Michelson
Borges
O ato terrorista
cometido por fundamentalistas islâmicos na França, no último dia 7, trouxe de
volta a discussão sobre fundamentalismo, ameaças terroristas e liberdade
religiosa e de imprensa. Em casos como esse, é fácil ver a discussão assumir um
caráter maniqueísta, do tipo “preto ou branco”. Se os islâmicos não suportam
que se façam desenhos de seu profeta, que não vivam em países em que se permite
essa liberdade! Se os franceses sabiam que a sátira ao islã iria enraivecer
alguns, por que fizeram isso? O que é mais importante, a liberdade de imprensa
(e de deboche) ou o direito de ter minha crença respeitada? Achei interessante
o que o pastor Marcos Bomfim postou em sua página no Facebook: “Minha filha me
contou sobre a postagem de alguém que afirma: ‘Eu não sou Charlie’. Essa pessoa
diz que muitos que dizem ao redor do mundo ‘Eu sou Charlie’, na realidade, nem
imaginam o que estão fazendo. Claro que repudiamos totalmente essa insanidade
violenta dos ataques e lamentamos as mortes desses seres humanos por quem
Cristo morreu. Mas esse ‘jornal’, segundo essa pessoa, em nome da liberdade,
praticava o mais abjeto tipo de discriminação, desrespeito, sacrilégio,
discriminação racial e religiosa. Isso é liberdade? Quem determina o que é
liberdade? Em nome da liberdade pode-se ofender, rebaixar, ridicularizar,
discriminar? Acredito que não. O amor de Cristo nos leva a amar os diferentes,
não a ridicularizá-los. Muito menos matá-los! Um pirão engrossado por erros de
todos os lados, finalizado com a loucura do ataque... Mundo difícil de viver...

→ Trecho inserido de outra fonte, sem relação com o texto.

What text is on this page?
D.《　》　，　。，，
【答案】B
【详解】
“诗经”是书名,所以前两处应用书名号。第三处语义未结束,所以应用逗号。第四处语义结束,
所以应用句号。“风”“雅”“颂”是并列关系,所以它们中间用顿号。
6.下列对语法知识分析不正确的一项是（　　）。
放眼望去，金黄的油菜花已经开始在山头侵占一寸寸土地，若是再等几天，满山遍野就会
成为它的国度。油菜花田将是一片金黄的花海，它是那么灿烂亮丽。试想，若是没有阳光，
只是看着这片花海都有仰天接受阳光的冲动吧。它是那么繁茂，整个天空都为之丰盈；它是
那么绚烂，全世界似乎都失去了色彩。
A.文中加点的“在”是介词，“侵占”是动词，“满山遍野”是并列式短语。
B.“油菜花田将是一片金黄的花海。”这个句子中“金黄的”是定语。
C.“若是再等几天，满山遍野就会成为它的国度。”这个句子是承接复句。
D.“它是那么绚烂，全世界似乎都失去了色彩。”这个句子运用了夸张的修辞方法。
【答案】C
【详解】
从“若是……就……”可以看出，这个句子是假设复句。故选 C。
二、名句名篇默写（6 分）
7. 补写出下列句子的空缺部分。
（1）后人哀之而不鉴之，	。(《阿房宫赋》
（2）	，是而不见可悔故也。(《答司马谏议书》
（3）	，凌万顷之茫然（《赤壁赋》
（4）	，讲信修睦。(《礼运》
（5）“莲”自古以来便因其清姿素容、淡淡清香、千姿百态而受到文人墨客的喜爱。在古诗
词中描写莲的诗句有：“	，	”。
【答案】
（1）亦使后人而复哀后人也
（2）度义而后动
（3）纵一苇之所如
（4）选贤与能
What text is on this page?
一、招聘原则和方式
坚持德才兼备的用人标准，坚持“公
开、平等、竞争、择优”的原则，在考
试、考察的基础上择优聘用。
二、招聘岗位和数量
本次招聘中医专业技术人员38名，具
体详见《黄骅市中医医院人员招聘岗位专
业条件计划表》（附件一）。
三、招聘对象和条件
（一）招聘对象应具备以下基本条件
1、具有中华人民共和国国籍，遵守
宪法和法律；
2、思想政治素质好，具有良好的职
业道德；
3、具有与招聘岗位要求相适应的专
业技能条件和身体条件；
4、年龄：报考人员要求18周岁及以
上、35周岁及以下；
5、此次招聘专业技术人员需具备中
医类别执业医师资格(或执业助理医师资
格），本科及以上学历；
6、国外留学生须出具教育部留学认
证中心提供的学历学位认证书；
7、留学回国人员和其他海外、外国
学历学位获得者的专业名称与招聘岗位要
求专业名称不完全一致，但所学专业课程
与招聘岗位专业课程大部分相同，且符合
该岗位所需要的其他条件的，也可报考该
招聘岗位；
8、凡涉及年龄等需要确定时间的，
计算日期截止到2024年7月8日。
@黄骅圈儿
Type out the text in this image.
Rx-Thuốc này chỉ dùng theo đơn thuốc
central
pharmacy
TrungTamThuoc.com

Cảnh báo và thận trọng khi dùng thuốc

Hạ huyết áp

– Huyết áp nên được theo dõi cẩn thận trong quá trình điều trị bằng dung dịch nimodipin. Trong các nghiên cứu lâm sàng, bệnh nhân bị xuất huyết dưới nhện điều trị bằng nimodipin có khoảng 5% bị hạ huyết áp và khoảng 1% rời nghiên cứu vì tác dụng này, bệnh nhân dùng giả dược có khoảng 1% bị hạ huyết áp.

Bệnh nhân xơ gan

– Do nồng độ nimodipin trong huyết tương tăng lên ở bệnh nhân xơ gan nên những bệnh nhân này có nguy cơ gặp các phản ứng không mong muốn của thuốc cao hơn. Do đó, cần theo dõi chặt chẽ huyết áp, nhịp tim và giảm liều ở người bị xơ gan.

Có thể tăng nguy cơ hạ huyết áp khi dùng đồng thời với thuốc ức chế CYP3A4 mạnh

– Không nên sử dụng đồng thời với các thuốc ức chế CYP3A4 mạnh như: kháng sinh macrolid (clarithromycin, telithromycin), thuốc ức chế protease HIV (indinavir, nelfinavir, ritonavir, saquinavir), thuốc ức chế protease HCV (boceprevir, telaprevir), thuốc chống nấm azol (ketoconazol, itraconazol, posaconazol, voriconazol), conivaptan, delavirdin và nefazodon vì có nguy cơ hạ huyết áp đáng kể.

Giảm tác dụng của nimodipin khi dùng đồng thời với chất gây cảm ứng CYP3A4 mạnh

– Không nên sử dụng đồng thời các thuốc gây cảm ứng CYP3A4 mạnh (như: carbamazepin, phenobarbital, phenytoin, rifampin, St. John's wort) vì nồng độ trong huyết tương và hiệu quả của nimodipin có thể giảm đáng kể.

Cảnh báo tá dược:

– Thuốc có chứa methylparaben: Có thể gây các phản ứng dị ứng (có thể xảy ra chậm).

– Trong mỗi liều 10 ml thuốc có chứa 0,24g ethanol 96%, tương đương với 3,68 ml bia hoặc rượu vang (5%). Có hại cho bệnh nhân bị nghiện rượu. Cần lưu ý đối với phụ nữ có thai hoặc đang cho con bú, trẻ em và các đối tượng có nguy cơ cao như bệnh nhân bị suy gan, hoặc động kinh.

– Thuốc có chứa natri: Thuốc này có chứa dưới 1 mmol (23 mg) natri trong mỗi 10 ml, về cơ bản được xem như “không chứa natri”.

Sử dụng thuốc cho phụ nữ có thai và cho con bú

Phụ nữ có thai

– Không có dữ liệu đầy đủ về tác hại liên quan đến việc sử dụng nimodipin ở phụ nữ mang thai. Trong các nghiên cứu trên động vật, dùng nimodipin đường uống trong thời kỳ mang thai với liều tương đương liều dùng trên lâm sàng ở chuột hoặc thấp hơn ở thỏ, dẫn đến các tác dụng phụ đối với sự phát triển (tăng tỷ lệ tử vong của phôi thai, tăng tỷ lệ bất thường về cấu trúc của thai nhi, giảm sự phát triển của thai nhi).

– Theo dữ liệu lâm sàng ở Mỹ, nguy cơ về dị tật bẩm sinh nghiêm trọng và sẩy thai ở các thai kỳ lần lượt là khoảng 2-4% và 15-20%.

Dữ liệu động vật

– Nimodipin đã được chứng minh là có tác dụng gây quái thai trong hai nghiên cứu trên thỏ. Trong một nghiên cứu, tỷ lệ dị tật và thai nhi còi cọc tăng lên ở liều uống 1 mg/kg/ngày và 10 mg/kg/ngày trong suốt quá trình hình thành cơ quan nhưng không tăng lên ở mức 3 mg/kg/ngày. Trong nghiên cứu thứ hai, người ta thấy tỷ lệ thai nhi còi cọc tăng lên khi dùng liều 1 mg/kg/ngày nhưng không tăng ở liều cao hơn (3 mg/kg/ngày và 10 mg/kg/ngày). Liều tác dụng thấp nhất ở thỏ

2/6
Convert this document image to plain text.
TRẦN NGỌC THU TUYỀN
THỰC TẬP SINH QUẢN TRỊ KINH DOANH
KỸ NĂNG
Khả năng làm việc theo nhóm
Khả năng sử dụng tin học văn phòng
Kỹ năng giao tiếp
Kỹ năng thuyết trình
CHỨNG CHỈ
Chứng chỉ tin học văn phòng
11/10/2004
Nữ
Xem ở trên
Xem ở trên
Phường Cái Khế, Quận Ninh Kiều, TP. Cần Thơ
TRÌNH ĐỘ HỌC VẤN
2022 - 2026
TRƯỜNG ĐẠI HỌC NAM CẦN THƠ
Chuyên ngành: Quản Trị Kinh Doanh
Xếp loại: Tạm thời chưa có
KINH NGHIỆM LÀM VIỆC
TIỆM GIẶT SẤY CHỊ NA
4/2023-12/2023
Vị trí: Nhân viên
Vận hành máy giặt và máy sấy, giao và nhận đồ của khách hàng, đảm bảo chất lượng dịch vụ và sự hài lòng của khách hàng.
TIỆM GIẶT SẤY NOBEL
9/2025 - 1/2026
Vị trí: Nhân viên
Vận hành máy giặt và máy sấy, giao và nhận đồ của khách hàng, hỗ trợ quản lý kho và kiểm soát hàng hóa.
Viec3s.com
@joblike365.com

Quanto a mim, também não sou Charlie, muito menos quero ser dos que atacaram
covardemente aqueles de quem discordam.”
Esse mesmo jornal já
publicou ilustrações de capa horríveis com a Trindade, Jesus Cristo, judeus e
outras figuras religiosas (não tenho estômago para reproduzi-las aqui).
Evidentemente que isso não dá aos cristãos ou aos judeus (nem a qualquer um) o
direito de entrar na redação do Hebdo e metralhar todo mundo. Muitos profetas
do judaísmo (que são também do cristianismo) foram martirizados por sua fé,
nunca mataram por ela. Jesus Cristo e os apóstolos (e muitos e muitos cristãos
depois deles) também morreram pelo que acreditavam, nunca mataram por isso (é
bom lembrar que não se pode condenar Jesus e/ou o cristianismo por erros
cometidos por falsos cristãos). E o assunto pode ser estendido até os
muçulmanos pacifistas que nada têm que ver com os terroristas que seguem a
mesma religião (leia o artigo “Je ne suis pas Charlie”, do professor El Rafa
Saldaña, que procura equalizar a questão, analisando o assunto de maneira bem
menos apaixonada que outros articulistas; e do Reinaldo Azevedo, que vê as
coisas sob outra ótica).
O que chama a atenção,
também, neste momento de ânimos alterados, é o poder de união que uma tragédia
como essa tem, a ponto de colocar lado a lado inimigos políticos como Hollande
e Sarkozy, e levar multidões às ruas, em protesto contra o terror e em apoio à
liberdade de expressão (confira).
O papa Francisco, em
viagem à Ásia, condenou o ataque e disse que, “infelizmente, ultimamente,
surgiram grupos extremistas que em certa medida manipulam a opinião pública e
criam tensão utilizando a religião para fins que não são claros. Fazemos votos
de que a tradição que existe de diálogo inter-religioso e de colaboração possa
prevalecer” (confira). Em outra reportagem, é dito que o papa pede o fim de
“todo tipo de fundamentalismo” e defende como legítimas as formas de colocar
fim ao radicalismo.
Como assim todo tipo de
fundamentalismo? O islâmico a gente já conhece. E o cristão? O próprio papa já
o definiu (confira aqui, aqui e aqui). E também já aprovou intervenção militar,
quando os fins (combate ao terrorismo/radicalismo) justificarem os meios, numa
espécie de “guerra santa” (confira).
Tenho a impressão de
que crescerá essa tensão envolvendo a maioria “democrática”, “fraterna”,
“livre”, de um lado, e as minorias “diferentes”, “fundamentalistas”,
“radicais”, “intolerantes”, de outro. Veremos a intolerância praticada contra
os intolerantes. O mundo se torna realmente cada vez mais difícil de se viver.